Sorrentino fin dal primo fotogramma. Inquadrature storte, effetti speciali di scomposizione dell'immagine, immagini rotanti. Dialoghi lenti. Primi piani. Ingrandimenti degli occhi. 
Se uno ama Sorrentino, gli bastera' quello. Se uno odia Sorrentino, si sfavera' fin dai titoli di inizio del primo episodio. Se uno, come me, e' intrigato da Sorrentino, ma lo trova insostenibilmente pretenzioso e autocelebrativo, volera' sulla prima stagione di "The Young Pope" a fasi alterne di autentico piacere e occhi alzati al cielo in moti di fastidio.
Ah poi c'e' la storia.
La storia e' graziosa.
Per apprezzarla al pieno credo uno debba essere italiano. Se sei italiano che vive (o ha vissuto) in America ancora meglio, perche' riesci a apprezzare a pieno le sfumatore delle due culture e, a tratti, la loro inconcilibilita'. La narrativa e' interessante, anche se  forse un po' scontata. Pio XIII (Lenny Belardo, Jude Law) parte cosi' alla grande come il big bad che era assolutamente ovvio che sarebbe stato sviluppato nella direzione di una potenziale redenzione. Anche la back story un po' scontata: Lenny e' cosi' altisonantemente conservatore perche' e' stato abbandonato dai genitori hippie. Diciamo che non e' la narrativa il motivo per cui vale la pena di guardare lo show, ma sono i dettagli e il personaggi secondari a partire da un magnifico Silvio Orlando nei panni del Cardinal Voiello, con tanto di accento terribile e maglia del Napoli. Ho apprezzato anche come sono state rese italianate cliche', tipo il caso del ciarlatano Tonino Pettola, gli inciuci di palazzo e le feste della Roma di altoborgo, che tanto ricordano "La Grande Bellezza".

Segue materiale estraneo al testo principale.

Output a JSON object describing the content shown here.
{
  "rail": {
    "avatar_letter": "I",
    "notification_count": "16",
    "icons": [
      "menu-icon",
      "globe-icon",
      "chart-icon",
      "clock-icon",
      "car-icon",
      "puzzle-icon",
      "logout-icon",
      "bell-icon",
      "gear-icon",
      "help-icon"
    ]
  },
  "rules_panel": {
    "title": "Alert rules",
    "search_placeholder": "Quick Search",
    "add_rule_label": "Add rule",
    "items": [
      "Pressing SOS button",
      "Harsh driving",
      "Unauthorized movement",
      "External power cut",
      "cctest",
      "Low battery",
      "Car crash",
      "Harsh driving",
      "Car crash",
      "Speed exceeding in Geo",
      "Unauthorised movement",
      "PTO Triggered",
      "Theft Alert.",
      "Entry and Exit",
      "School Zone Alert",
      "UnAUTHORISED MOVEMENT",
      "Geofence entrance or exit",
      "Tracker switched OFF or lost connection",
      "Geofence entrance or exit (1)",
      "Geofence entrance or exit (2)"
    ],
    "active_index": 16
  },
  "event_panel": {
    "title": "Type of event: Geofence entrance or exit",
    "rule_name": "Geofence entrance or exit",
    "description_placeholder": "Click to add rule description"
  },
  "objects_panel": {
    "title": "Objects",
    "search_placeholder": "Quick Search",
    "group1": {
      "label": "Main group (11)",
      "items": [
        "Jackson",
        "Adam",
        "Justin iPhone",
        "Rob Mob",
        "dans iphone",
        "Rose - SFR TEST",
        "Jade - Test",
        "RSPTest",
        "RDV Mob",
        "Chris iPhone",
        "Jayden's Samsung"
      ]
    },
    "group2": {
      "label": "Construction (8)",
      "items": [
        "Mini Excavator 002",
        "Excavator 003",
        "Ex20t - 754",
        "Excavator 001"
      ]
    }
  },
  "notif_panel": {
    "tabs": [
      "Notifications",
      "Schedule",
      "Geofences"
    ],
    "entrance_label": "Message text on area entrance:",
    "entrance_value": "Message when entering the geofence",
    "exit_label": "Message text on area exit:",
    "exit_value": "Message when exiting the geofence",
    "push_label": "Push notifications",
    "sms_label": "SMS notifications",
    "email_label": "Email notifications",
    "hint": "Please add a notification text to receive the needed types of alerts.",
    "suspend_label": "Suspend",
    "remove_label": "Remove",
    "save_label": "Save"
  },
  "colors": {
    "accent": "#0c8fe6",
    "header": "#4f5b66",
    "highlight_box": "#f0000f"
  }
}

Trovo che non valga la pena di una seconda stagione, almeno che non ci siano in palio ideone della madonna. Non era nato per avere un prosieguo e si percepisce abbastanza bene dal cliffhanger posticcio. Spero che non ci si riduca alla totale redenzione di Pio XIII, post incontro con i genitori, ma suppongo Sorrentino sia un tipo troppo in gamba per indulgere a tale faciloneria, anche nell'ottica di lavorare per una emittente statunitense e non di andare a Cannes e di vincere un altro Oscar.